Le 16 décembre 2019, à la suite de problèmes d’humidité, les locataires ont assigné les bailleurs devant le juge des contentieux de la protection du tribunal judiciaire de Toulouse.
Par jugement du 20 juin 2023, le juge des contentieux de la protection a condamné les époux [L] à payer :
-2 520 euros au titre du déficit fonctionnel de M. [E] ainsi qu’à Mme [H] et 2 000 euros à chacun des locataires pour les souffrances endurées,
-592,31 euros à Mme [H] au titre des frais de transport occasionnés par l’éloignement de leur lieu de relogement et 600 euros de frais médicaux et annexes,
-5 040 euros au titre du déficit fonctionnel pour chacun des deux enfants du couple, soit une somme totale de 20 312,31 euros.

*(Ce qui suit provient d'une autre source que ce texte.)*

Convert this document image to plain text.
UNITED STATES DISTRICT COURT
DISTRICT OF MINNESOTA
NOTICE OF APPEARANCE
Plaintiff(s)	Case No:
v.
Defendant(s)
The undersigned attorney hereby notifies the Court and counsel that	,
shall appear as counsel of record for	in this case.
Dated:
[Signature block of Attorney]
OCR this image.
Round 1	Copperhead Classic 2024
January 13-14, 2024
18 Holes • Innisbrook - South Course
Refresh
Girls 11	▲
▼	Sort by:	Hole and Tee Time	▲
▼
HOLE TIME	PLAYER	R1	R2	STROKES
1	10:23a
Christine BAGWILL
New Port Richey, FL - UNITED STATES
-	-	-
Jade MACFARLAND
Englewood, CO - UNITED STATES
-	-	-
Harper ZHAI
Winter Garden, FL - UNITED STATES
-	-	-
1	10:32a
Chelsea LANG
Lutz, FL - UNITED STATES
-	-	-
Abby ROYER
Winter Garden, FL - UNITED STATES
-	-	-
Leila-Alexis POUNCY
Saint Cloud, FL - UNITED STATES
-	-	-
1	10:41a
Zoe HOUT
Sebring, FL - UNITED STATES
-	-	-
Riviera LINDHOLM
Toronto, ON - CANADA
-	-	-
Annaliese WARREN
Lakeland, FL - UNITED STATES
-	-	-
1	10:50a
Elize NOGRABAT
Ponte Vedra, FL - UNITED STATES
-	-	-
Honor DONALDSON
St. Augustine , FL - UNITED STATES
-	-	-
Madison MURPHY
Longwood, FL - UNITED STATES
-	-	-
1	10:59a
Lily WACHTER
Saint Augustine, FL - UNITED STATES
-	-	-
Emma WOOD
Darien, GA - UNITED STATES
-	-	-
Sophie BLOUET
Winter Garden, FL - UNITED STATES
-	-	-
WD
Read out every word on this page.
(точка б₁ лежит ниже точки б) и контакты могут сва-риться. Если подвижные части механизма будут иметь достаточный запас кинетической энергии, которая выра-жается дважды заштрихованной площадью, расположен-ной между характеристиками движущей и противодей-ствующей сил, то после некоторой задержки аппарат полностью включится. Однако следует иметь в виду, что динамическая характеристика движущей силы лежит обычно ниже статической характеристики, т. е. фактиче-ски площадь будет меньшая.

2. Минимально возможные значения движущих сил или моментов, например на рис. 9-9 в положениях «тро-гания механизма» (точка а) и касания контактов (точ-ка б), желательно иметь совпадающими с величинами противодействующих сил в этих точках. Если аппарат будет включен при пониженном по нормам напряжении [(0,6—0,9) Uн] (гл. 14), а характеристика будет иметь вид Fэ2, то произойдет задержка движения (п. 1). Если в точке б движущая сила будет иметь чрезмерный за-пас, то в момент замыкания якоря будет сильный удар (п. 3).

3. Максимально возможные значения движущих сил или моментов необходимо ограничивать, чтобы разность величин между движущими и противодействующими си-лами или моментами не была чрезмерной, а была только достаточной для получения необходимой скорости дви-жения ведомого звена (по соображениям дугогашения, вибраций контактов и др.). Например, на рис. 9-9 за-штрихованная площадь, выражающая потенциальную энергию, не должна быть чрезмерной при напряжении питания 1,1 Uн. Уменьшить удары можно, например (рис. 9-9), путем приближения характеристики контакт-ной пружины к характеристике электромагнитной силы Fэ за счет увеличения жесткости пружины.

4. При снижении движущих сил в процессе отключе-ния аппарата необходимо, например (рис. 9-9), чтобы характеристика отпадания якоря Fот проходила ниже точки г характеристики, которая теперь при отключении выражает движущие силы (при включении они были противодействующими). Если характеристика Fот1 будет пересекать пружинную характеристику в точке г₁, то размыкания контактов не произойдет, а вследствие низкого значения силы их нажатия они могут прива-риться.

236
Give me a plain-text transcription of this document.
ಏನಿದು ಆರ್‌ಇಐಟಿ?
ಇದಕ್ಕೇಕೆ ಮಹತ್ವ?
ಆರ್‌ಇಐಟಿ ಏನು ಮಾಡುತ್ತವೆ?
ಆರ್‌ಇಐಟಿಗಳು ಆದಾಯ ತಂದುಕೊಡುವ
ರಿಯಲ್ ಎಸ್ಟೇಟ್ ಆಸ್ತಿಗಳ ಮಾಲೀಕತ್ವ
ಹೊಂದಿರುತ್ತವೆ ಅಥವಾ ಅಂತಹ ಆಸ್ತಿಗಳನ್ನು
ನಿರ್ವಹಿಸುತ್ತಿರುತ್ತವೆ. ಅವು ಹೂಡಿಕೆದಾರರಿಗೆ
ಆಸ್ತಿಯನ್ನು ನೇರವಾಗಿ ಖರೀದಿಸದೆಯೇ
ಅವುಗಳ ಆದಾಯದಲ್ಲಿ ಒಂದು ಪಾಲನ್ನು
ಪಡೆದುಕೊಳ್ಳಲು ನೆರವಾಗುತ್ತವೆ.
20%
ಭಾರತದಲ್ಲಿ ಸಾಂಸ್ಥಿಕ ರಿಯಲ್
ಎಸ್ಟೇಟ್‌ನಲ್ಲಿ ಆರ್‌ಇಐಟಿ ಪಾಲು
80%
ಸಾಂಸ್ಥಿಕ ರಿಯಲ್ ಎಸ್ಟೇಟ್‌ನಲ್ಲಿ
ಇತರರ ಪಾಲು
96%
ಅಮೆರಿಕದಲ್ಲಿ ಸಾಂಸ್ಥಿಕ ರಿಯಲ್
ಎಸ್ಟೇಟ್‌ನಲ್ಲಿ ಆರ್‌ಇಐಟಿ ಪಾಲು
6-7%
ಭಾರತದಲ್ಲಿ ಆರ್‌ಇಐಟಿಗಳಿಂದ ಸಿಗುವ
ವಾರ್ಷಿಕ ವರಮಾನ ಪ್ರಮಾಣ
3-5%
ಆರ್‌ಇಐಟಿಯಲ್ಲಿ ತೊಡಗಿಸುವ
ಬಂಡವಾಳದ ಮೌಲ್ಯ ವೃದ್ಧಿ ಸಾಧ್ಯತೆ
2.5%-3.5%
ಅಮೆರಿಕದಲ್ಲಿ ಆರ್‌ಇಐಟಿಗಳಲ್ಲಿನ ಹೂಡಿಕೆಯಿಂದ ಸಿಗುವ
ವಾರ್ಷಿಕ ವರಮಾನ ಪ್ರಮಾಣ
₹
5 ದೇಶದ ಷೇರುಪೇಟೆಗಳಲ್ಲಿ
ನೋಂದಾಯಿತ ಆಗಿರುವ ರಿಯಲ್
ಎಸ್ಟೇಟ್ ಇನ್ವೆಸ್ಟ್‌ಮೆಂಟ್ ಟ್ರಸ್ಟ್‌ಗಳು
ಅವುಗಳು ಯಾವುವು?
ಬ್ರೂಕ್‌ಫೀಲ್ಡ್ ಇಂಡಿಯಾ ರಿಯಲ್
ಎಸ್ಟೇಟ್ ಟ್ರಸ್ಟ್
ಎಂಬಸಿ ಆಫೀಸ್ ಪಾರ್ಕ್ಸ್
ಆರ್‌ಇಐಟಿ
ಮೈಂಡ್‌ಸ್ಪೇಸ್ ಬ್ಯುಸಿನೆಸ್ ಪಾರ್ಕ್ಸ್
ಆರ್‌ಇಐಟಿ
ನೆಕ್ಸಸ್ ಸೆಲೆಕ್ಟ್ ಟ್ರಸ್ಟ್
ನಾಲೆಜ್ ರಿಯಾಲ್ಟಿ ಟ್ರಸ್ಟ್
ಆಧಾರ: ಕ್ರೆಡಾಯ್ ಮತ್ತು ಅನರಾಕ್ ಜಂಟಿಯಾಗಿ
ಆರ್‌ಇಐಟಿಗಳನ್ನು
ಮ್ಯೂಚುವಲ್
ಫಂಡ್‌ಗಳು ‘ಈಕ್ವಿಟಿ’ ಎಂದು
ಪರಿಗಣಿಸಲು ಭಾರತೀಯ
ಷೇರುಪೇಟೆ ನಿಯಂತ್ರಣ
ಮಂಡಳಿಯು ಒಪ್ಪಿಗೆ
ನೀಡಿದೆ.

Le 25 septembre 2023, les époux [L] ont interjeté appel de cette décision.
Le 13 novembre 2023, en exécution de la décision du tribunal judiciaire, une saisie-attribution a été diligentée sur leurs comptes de dépôt à hauteur de 20 101,96 euros.
Par assignation du 23 novembre 2023, ils ont saisi le juge de l’exécution du tribunal judiciaire de Toulouse sollicitant la mainlevée de la saisie-attribution et la condamnation des défendeurs à 1 000 euros au titre de l’article 700 du code de procédure civile outre les dépens.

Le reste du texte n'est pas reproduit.